L’aeroporto di Comiso è stato inaugurato 16 mesi fa. La viabilità di accesso allo scalo del “Pio La Torre” è rimasta la stessa. Strade strette e tortuose, nessuna strada veramente funzionale per permettere di raggiungere lo scalo. Se ne parla da anni, ma la progettazione è rimasta nel cassetto.
Nei giorni scorsi, ha lanciato l’allarme il presidente dell’ANCE, l’associazione dei costruttori edili, Sebastiano Caggia. Caggia aveva puntato l’indice sui ritardi nella progettazione e nell’avvio del bando di gara da parte dell’ormai ex provincia regionale di Ragusa.

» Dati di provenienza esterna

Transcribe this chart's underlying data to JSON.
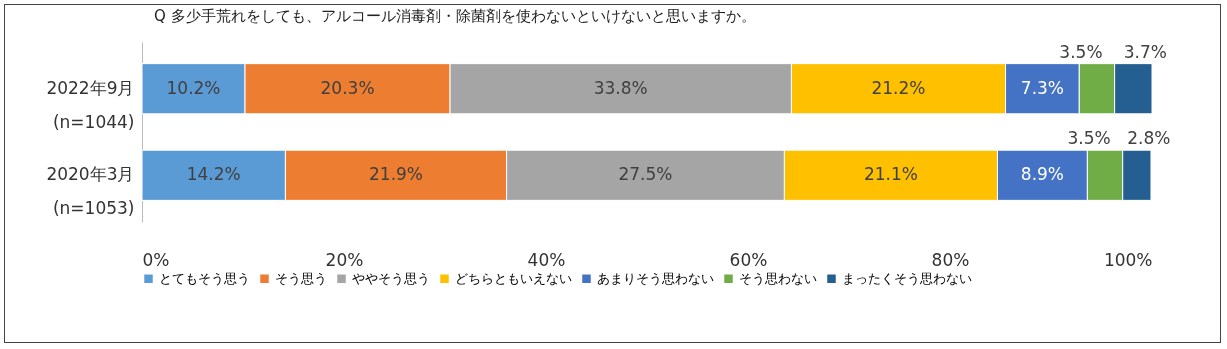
{
  "chart_data": {
    "type": "bar",
    "orientation": "horizontal",
    "stacked": true,
    "title": "Q 多少手荒れをしても、アルコール消毒剤・除菌剤を使わないといけないと思いますか。",
    "categories": [
      "2022年9月\n(n=1044)",
      "2020年3月\n(n=1053)"
    ],
    "series": [
      {
        "name": "とてもそう思う",
        "color": "#5b9bd5",
        "values": [
          10.2,
          14.2
        ],
        "value_labels": [
          "10.2%",
          "14.2%"
        ]
      },
      {
        "name": "そう思う",
        "color": "#ed7d31",
        "values": [
          20.3,
          21.9
        ],
        "value_labels": [
          "20.3%",
          "21.9%"
        ]
      },
      {
        "name": "ややそう思う",
        "color": "#a5a5a5",
        "values": [
          33.8,
          27.5
        ],
        "value_labels": [
          "33.8%",
          "27.5%"
        ]
      },
      {
        "name": "どちらともいえない",
        "color": "#ffc000",
        "values": [
          21.2,
          21.1
        ],
        "value_labels": [
          "21.2%",
          "21.1%"
        ]
      },
      {
        "name": "あまりそう思わない",
        "color": "#4472c4",
        "values": [
          7.3,
          8.9
        ],
        "value_labels": [
          "7.3%",
          "8.9%"
        ]
      },
      {
        "name": "そう思わない",
        "color": "#70ad47",
        "values": [
          3.5,
          3.5
        ],
        "value_labels": [
          "3.5%",
          "3.5%"
        ]
      },
      {
        "name": "まったくそう思わない",
        "color": "#255e91",
        "values": [
          3.7,
          2.8
        ],
        "value_labels": [
          "3.7%",
          "2.8%"
        ]
      }
    ],
    "xlim": [
      0,
      100
    ],
    "xticks": [
      {
        "value": 0,
        "label": "0%"
      },
      {
        "value": 20,
        "label": "20%"
      },
      {
        "value": 40,
        "label": "40%"
      },
      {
        "value": 60,
        "label": "60%"
      },
      {
        "value": 80,
        "label": "80%"
      },
      {
        "value": 100,
        "label": "100%"
      }
    ],
    "legend": "bottom",
    "grid": false
  }
}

Ma come stanno veramente le cose. Parla il commissario straordinario della provincia, da poco trasformata, con la legge regionale, in Libero Consorzio dei Comuni, anche se l’avvio della nuova fase di gestione politico – amministrativa è ancora da enucleare con certezza. Carmela Floreno spiega. “Caggia e l’ANCE sono sempre stati informati dell’iter per la realizzazione della bretella di collegamento tra la S.S. 514 Ragusa-Catania e l’aeroporto di Comiso ch’è un’infrastruttura strategica e prioritaria per la viabilità provinciale oltre a costituire, in questo momento di grave crisi economica, occasione di lavoro per le imprese. Ma il ritardo registrato per la mancata indizione della gara d’appalto, entro il mese di giugno, non è ascrivibile agli uffici della Provincia Regionale di Ragusa che non lesinano impegno ed energia per definire il lungo iter burocratico”. Il problema, invece, ha altre cause e si è determinato in altri organismi amministrativi di Stato e Regione. A bloccare tutto sono state le “ulteriori prescrizioni al progetto richieste dall’assessorato regionale al Territorio ed Ambiente e dal Genio Civile ed un ricorso giurisdizionale presentato al Tar da parte di una ditta soggetta ad esproprio del terreno. Attendiamo perciò il parere del Genio Civile di Ragusa su una nuova proposta progettuale riguardante l’attraversamento idraulico dell’aeroporto di Comiso. Inoltre, dobbiamo adempiere ad un’ulteriore prescrizione che l’assessorato regionale al Territorio e Ambiente ha richiesto solo alla fine del mese di agosto”.
Gli ostacoli, dunque, ci sono ed i tempi si allungano. Ma colei che, con tutta probabilità, sarà l’ultima rappresentante istituzionale dell’ormai ex provincia regionale di Ragusa, assicura: “L’Ufficio Tecnico sta mettendo in campo il massimo impegno per la definizione dell’iter che è ormai in dirittura di arrivo”.